Tiny rocket from recycled parts: Japan’s space agency successfully launches smallest rocket to ever carry a satellite into orbit
02/22/2018 // David Williams // Views

Rocket science is not a realm which belongs exclusively to the just the United States and the National Aeronautics and Space Administration (NASA) anymore. Many other countries besides the U.S. have made significant progress with their rockets and space-bound satellites, and the latest one of note is none other than Japan, which recently announced the successful launch of what is now the smallest rocket ever to carry a satellite to orbit.

What's even more impressive is that the tiny Japanese rocket was said to be "cobbled together" from nothing but recycled home electronics and smartphone parts, which means that with the right process and certain equipment, it could be possible for anyone to replicate their results. At the very least, it's a sure shot at sending a small satellite into space without having to spend a fortune on the preparation.

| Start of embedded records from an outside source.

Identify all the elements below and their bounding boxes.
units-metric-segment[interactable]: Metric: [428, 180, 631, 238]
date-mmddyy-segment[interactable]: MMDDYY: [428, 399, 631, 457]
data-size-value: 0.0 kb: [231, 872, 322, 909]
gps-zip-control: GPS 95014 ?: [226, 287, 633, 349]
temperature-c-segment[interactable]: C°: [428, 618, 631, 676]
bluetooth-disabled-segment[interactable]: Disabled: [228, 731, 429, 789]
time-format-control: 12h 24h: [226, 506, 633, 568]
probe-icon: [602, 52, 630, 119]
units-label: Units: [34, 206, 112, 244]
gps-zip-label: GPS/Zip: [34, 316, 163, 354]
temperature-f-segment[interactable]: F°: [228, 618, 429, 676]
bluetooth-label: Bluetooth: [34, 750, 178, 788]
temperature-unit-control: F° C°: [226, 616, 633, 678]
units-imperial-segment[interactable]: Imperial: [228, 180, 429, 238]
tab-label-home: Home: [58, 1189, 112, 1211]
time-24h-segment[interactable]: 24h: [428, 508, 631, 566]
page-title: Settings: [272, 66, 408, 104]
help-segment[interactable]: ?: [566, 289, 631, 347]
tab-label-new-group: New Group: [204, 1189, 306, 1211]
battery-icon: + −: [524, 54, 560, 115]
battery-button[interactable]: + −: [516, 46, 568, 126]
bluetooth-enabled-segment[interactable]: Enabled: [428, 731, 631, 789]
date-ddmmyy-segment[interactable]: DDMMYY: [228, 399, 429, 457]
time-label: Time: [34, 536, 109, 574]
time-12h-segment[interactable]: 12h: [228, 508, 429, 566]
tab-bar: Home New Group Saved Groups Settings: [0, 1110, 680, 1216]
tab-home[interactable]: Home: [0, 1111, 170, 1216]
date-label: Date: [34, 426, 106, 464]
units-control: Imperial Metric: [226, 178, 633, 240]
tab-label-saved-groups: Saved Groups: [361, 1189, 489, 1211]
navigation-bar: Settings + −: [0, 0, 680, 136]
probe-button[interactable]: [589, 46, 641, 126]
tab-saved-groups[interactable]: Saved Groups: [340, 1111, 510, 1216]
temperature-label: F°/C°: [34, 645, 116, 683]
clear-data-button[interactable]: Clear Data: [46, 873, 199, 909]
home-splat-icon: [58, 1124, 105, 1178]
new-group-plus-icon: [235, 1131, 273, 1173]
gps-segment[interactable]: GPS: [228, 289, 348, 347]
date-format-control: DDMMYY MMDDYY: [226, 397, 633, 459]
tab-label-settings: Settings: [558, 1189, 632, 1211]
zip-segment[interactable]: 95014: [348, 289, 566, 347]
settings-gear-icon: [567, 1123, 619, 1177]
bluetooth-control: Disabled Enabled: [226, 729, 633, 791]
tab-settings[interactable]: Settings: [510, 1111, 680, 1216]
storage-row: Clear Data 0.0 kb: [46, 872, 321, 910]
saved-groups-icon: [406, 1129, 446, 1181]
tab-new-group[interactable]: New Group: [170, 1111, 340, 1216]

According to a report, the Japanese Aerospace Exploration Agency (JAXA) managed to launch the world's smallest experimental rocket last week. Dubbed the SS-520, the rocket was launched at the JAXA Uchinoura Space Center. And with it was an "ultra-small" TRICOM-1R satellite that measured only 13.6 inches. The rocket itself was said to be about the size of a "utility pole" that measures about 10 meters in length and 50 centimeters in diameter.

The successful launch is a welcome change from last year's previous attempt wherein the Japanese space agency tried and failed to launch the very same small rocket. Although they were able to easily fire up the first stage of the rocket, it is said that the second stage stalled and was unable to ignite due to electrical communication issues. Due to the circumstances surrounding the launch, the Japanese were forced to abort the mission.


The report on the successful JAXA rocket launch stated that the CubeSat, which was found to be in "nominal" condition by JAXA, will be used to collect images of the planet Earth's surface with the use of multiple on-board cameras. The fact that they were able to do this means that Japan is now among a growing number of so-called space industry leaders, all of which appear to have embraced tiny space exploration vehicles, owing to their many benefits. Even NASA itself was said to be planning on launching tiny rockets in the not-so-distant future, with help from private space company Rocket Lab.

In particular, Rocket Lab's plans appear to be quite promising. It has plans to launch a tiny rocket called Electron some time later this year, and on it, there will be a total of three payloads. The first one is an imaging satellite while the other two are satellites meant to collect data for tracking ships as well as the weather.

While much larger space companies, with deeper pockets and access to more resources, such as SpaceX and even NASA itself, exist, it's still fortunate that small players and even the smallest space agencies in countries around the world can work on their own space-related initiatives. After all, the availability of small rockets that are capable of carrying small payloads into orbit means a great deal, as the associated costs are quite low and there are few barriers to entry. For companies that find it's too expensive to work with the likes of SpaceX, small rockets may be the perfect ticket to space.